Bob Bruninga doet ondergrondse APRS proef

aprs

aprsBob Bruninga, WB4APR, de bedenker van APRS, is eerder deze maand met een groep amateurs afgedaald in Mammoth Cave — ’s-werelds langste bekende grottencomplex — in Mammoth Cave National Park in Kentucky, om te testen hoe het Automatic Packet Reporting System (APRS) gebruikt kan worden als middel om ondergrondse verbindingen over langere afstand mogelijk te maken.

 

 

“Als je VHF en UHF radio's ondergronds gebruikt, werken ze slechts tot een afstand van zo'n 100 meter en dan alleen nog als de antennes elkaar kunnen zien,” legt Bruninga uit. “Dat maakt normaal gebruik van deze radio's onder de grond waardeloos. Maar als je APRS radio's gebruikt als packet digipeaters, kan je die honderd meter met enige factoren verlengen." Bruninga is senior onderzoeker bij het Amerikaanse marine opleidingsinstituut, en ontwikkelde APRS als een wereldwijd protocol voor de ondersteuning van het weergeven van de positie van portofoons en het versturen van korte berichten (vergelijkbaar met SMS) via VHF radio.

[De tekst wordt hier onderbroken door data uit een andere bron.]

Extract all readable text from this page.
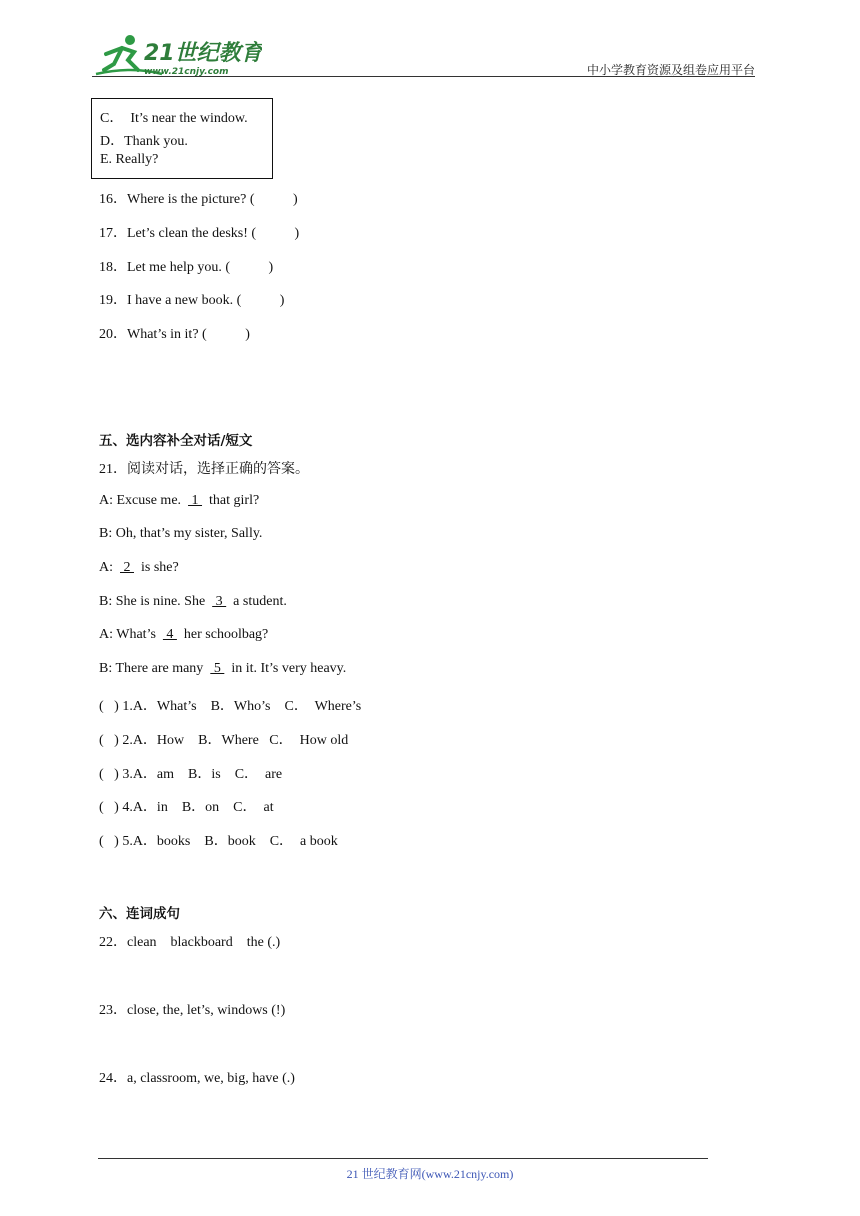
21世纪教育
www.21cnjy.com	中小学教育资源及组卷应用平台
C．  It’s near the window.
D．Thank you.
E. Really?
16．Where is the picture? (           )
17．Let’s clean the desks! (           )
18．Let me help you. (           )
19．I have a new book. (           )
20．What’s in it? (           )
五、选内容补全对话/短文
21．阅读对话，选择正确的答案。
A: Excuse me.   1   that girl?
B: Oh, that’s my sister, Sally.
A:   2   is she?
B: She is nine. She   3   a student.
A: What’s   4   her schoolbag?
B: There are many   5   in it. It’s very heavy.
(   ) 1.A．What’s    B．Who’s    C．  Where’s
(   ) 2.A．How    B．Where   C．  How old
(   ) 3.A．am    B．is    C．  are
(   ) 4.A．in    B．on    C．  at
(   ) 5.A．books    B．book    C．  a book
六、连词成句
22．clean    blackboard    the (.)
23．close, the, let’s, windows (!)
24．a, classroom, we, big, have (.)
21 世纪教育网(www.21cnjy.com)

Bruninga’s team gebruikte 14 APRS radio's waarmee een netwerk gerealiseerd werd dat langs de hele 1,5km lange route in de grot voorzag in real-time positie weergave en berichtenverkeer. “De grotonderzoekers beschikten over een kaart van de grot met een raster met breedte- en lengtegraden zodat ze precies wisten waar ze waren en dat met de hand in hun portofoons in konden geven,” zei Bruninga. “Berichten via APRS voorzag van voor naar achter in uitstekende communicatie en het was zelfs mogelijk om e-mail te versturen via het bovengrondse wereldwijde APRS systeem.” Het team bouwde het APRS netwerk op in wat Bruninga “grote metro-achtige gangen” noemde, die 10-17 meter breed en 3-6 meter hoog waren.

Bruninga zei dat het opbouwen van het communicatienetwerk in de grot gemakkelijk ging: “We liepen de grot in tot we het signaal kwijt raakte. Dan liepen we een meter of 8 terug en zetten een portofoon met een APRS digipeater er in op een stuk rots en dat proces herhaalden we een aantal malen. Dat was een stuk makkelijker dan de tot nu toe gebruikte methoden zoals het meeslepen van een twisted pair telefoondraad met leger veldtelefoons a la tweede wereldoorlog, of het gebruik van HF en LF systemen met hun grote antennes.”

Na bestudering van de gegevens van de test in de grot, vond Bruninga twee interessante feiten: Zelfs over een gemiddelde afstand tussen twee radio's van ongeveer 150 meter, deed UHF het 13% beter dan VHF. Daarnaast maakte het vermogen niet veel uit, als de APRS portofoons vergeleken werden met diverse draagbare 10 W mobilofoons: het werkte even goed. “Een van de voordelen van UHF voor dit APRS netwerk is dat netwerken in andere grotten met hetzelfde gemak opgebouwd kunnen worden door grotonderzoekers zonder zendmachtiging, door goedkope Family Radio Service (FRS) radio's te gebruiken (te vergelijken met het Europese PMR),” merkt Bruninga op. “Op die manier kunnen onderzoekers van tevoren hun APRS netwerk topologie testen vóórdat de APRS apparatuur aangeschaft wordt en de expeditie op pad gaat.”

Bruninga zei dat APRS radio's “een nieuwe dimensie geven aan grot-communicatie. In het verleden maakte een schamele 100 meter bereik van een VHF/UHF radio niet echt indruk op een grotonderzoeker, maar nu met APRS kunnen ze 14 units in serie linken, waarmee de potentie van amateurradio ondersteuning in grotten is aangetoond. Dat is nog eens extra het geval als enkele van die honderd-meter links wel een uur of meer kruipen kunnen kosten, en APRS berichten met de snelheid van het licht door kunnen geven.”